Il complesso si trova a fianco del Capitolium verso la parte settentrionale del Foro romano; nel 2011 è stato dichiarato patrimonio mondiale dell’umanità dall’UNESCO.

Il Teatro Romano di Brescia è dell’età augustea (fine I secolo a.C.-I secolo d.C.), risistemato in età flavia, opera di Vespasiano quando, giunto al potere grazie alla vittoria di Marco Antonio Primo su Vitellio, decise di celebrare la sua vittoria con l’ampliamento del foro, la costruzione del Capitolium con la Vittoria Alata e il Teatro; completamente rinnovato nelle decorazioni in età severiana (II-III secolo d.C.). Subì delle modifiche nel III secolo, durante il periodo di Settimio Severo. Il complesso è tornato alla luce, con gli altri edifici romani, durante gli scavi del 1823, quando si decise di demolire vari edifici di epoca successiva e scavare una vasta area che era stata anticamente sommersa da uno smottamento del Cidneo.
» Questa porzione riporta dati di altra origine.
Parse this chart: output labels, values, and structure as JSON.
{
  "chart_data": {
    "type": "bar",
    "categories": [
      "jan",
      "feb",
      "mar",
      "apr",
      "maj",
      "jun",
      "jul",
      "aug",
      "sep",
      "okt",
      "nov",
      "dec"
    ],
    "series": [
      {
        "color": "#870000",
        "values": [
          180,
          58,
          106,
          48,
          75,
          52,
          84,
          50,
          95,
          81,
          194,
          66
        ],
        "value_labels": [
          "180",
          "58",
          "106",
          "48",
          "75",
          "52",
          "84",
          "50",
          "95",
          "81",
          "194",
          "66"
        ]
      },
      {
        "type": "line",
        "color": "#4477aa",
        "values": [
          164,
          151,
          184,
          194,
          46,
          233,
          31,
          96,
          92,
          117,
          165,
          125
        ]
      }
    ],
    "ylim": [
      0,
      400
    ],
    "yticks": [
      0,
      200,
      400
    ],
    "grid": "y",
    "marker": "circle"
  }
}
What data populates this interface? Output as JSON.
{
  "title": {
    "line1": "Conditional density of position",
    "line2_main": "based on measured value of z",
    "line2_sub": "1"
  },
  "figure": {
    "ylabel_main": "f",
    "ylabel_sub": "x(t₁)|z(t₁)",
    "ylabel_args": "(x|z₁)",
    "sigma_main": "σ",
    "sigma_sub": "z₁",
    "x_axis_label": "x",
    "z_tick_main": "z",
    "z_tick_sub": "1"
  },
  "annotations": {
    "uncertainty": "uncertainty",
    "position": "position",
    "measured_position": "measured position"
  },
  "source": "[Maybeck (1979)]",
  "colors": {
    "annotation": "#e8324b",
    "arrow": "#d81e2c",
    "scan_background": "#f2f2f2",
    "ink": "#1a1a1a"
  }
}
Il Teatro Romano di Brescia fu costruito sfruttando la naturale pendenza del colle Cidneo ed è più simile alle antiche opere greche che a quelle romane; quanto visibile oggi sono le gradinate più basse in quanto le altre sono probabilmente crollate insieme agli archi che le sostenevano, alla scena e al muro che lo separava dalla strada, a causa dell’incendio del IV secolo e del terremoto del V secolo. Il teatro doveva misurare ottantasei metri di larghezza, trentaquattro di altezza, con una scena di quarantotto metri, poteva ospitare fino a quindicimila persone; dopo Verona, quello più grande del nord Italia. Il teatro era unito al capitolium da un porticato affiancato da due file di pilastri. Nella parte più bassa, vicino al palcoscenico, stava l’orchestra e sulle prime gradinate le persone più importanti, man mano che si salivano le gradinate il rango si abbassava. Il palco era caratterizzato da un muro di fondo chiamato frons scenae, nella parte bassa del quale vi erano tre aperture dalle quali uscivano gli attori. Le prime notizie a riguardo del teatro sono del XVII secolo, alcuni disegni di Ottavio Rossi nel suo “Memorie Bresciane” del 1610; altri disegni sono di G. Labus. R. Vantini e L. Basiletti in “Il Museo Bresciano illustarto” del 1830 e “Intorno vari antichi monumenti scoperti a Brescia” del 1810. Quanto attualmente visibile è la base del teatro con le prime gradinate e parte della scena con il muro che lo separava dal decumano massimo (via dei Musei), una parte è sottostante o inglobata in Palazzo Maggi, risparmiato dalla demolizione di inizio Ottocento per i suoi preziosi affreschi ed altre opere.